On 7/10/06, Heryadi, Eddy <[EMAIL PROTECTED]> wrote:

Kang Eko sareng nu sanesna,
Pamadegan  Autisme akibat Vaksin tos lami nyebar ... diantawisna email nu di fowardkeun kang Eko oge
atos kantos katampi ku abdi sababaraha taun kapengker... kumargi eusina dianggap penting abdi sareng
sababarha sobat kantos ngabahasna...kaleresan aya diantawis ki sobat anu damel di Biofarma anjeuna
lulusan Farmasi ITB.
Hasilna urang bahas, punten rupina dibagi dina sababaraha surelek...Punten teu disundakeun bilih lepat
 
Bagian ka Hiji :
Assalamu'alaikum Wr. Wb.

Masih segar dalam ingatan kita tentang sebuah iklan di televisi, ketika seorang anak diajak berbelanja di supermaket oleh ibunya, anak itu mengangkat satu produk dan membacanya :" No preservatives", setelah tahu bahwa itu artinya tanpa bahan pengawet maka anak itu bilang pada ibunya '" boleh dong...." ibunya hanya manggut sambil tersenyum............

Preservative atau pengawet lazim digunakan baik dalam sediaan makanan maupun sediaan farmasi (obat-obatan) gunanya adalah untuk menjaga sediaan tersebut dari kerusakan yang ditimbulkan oleh bakteri (mikroba), zat oksidasi dsb.
Karena bila obat / makanan  telah rusak  maka khasiat  obat atau nilai gizi makanan tsb juga menurun atau bahkan hilang sama sekali.

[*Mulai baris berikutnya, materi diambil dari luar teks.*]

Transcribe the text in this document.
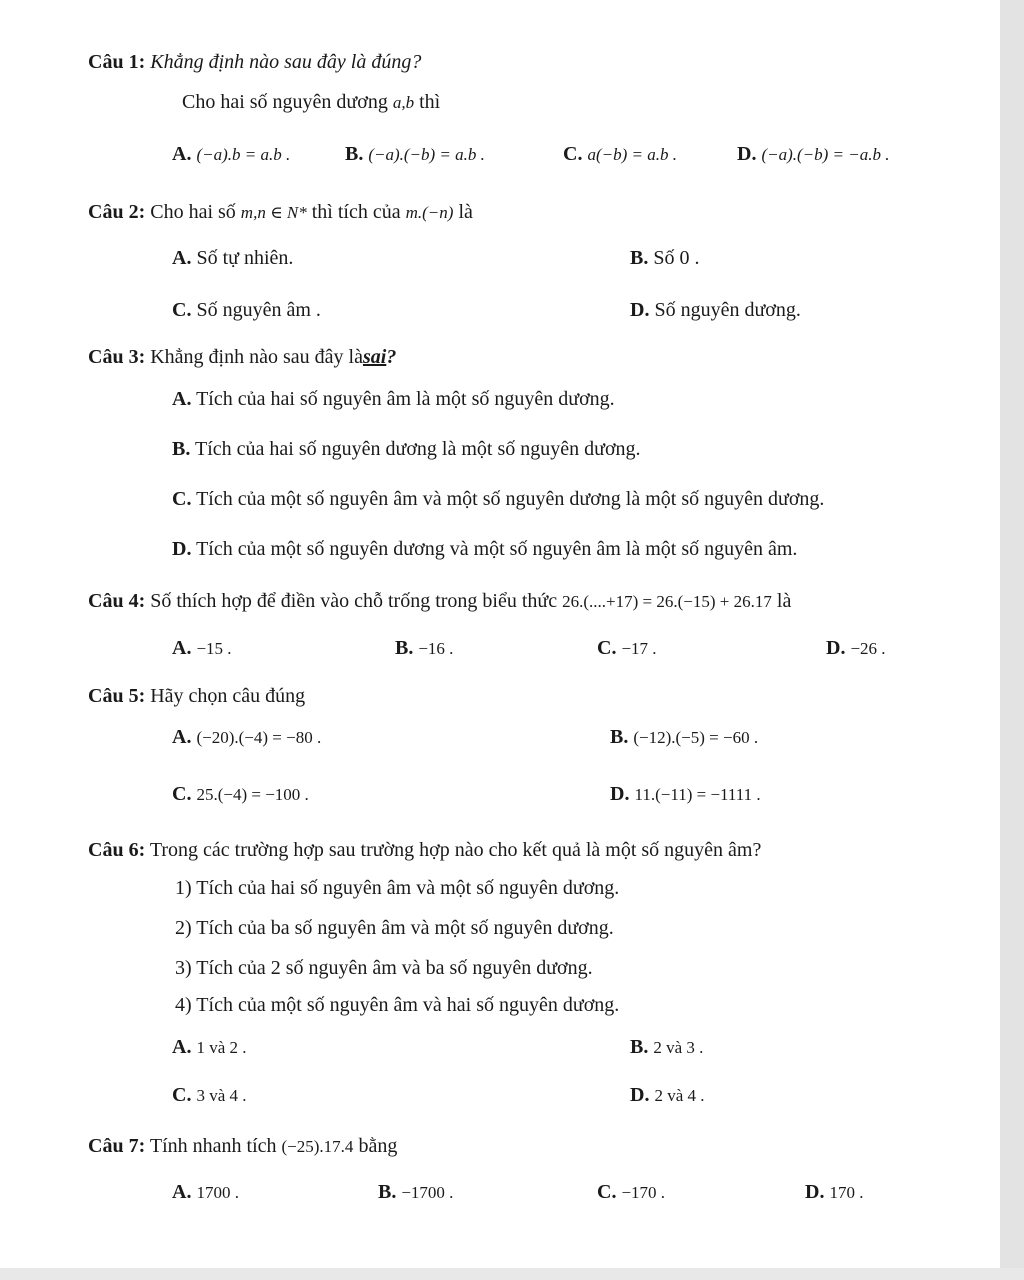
Câu 1: Khẳng định nào sau đây là đúng?
Cho hai số nguyên dương a,b thì
A. (−a).b = a.b .	B. (−a).(−b) = a.b .	C. a(−b) = a.b .	D. (−a).(−b) = −a.b .
Câu 2: Cho hai số m,n ∈ N* thì tích của m.(−n) là
A. Số tự nhiên.	B. Số 0 .
C. Số nguyên âm .	D. Số nguyên dương.
Câu 3: Khẳng định nào sau đây làsai?
A. Tích của hai số nguyên âm là một số nguyên dương.
B. Tích của hai số nguyên dương là một số nguyên dương.
C. Tích của một số nguyên âm và một số nguyên dương là một số nguyên dương.
D. Tích của một số nguyên dương và một số nguyên âm là một số nguyên âm.
Câu 4: Số thích hợp để điền vào chỗ trống trong biểu thức 26.(....+17) = 26.(−15) + 26.17 là
A. −15 .	B. −16 .	C. −17 .	D. −26 .
Câu 5: Hãy chọn câu đúng
A. (−20).(−4) = −80 .	B. (−12).(−5) = −60 .
C. 25.(−4) = −100 .	D. 11.(−11) = −1111 .
Câu 6: Trong các trường hợp sau trường hợp nào cho kết quả là một số nguyên âm?
1) Tích của hai số nguyên âm và một số nguyên dương.
2) Tích của ba số nguyên âm và một số nguyên dương.
3) Tích của 2 số nguyên âm và ba số nguyên dương.
4) Tích của một số nguyên âm và hai số nguyên dương.
A. 1 và 2 .	B. 2 và 3 .
C. 3 và 4 .	D. 2 và 4 .
Câu 7: Tính nhanh tích (−25).17.4 bằng
A. 1700 .	B. −1700 .	C. −170 .	D. 170 .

Begitu juga dengan vaksin, vaksin  terutama yang multi dose ( berulang-ulang digunakan pada botol/vial yang sama) ditambahkan pengawet, misalnya vaksin DTP, TT dsb.
Sedangkan pada vaksin polio dan campak  yang diproduksi di Bio Farma tidak menggunakan timerosal.

Thimerosal atau kata lainnya Thiomersal adalah suatu zat pengawet yang ditambahkan pada proses akhir pembuatan vaksin. Memang timerosal ini mengandung merkuri (raksa).
Merkuri sendiri berada dalam 3 bentuk : elemen metalik, garam anorganik dan organik (misalnya metil merkuri, etil merkuri dan fenil merkuri).  Yang digunakan sebagai pengawet pada vaksin adalah etil merkuri.

Toksisitas merkuri tergantung pada bentuk, rute masuknya ke dalam tubuh, dosis dan umur saat terjadi paparan. Semua orang mendapat paparan merkuri dari lingkungan dalam jumlah kecil.
Pada beberapa produk kosmetik pemutih kulit/wajah juga biasanya juga mengandung merkuri, jadi sama juga  berbahaya.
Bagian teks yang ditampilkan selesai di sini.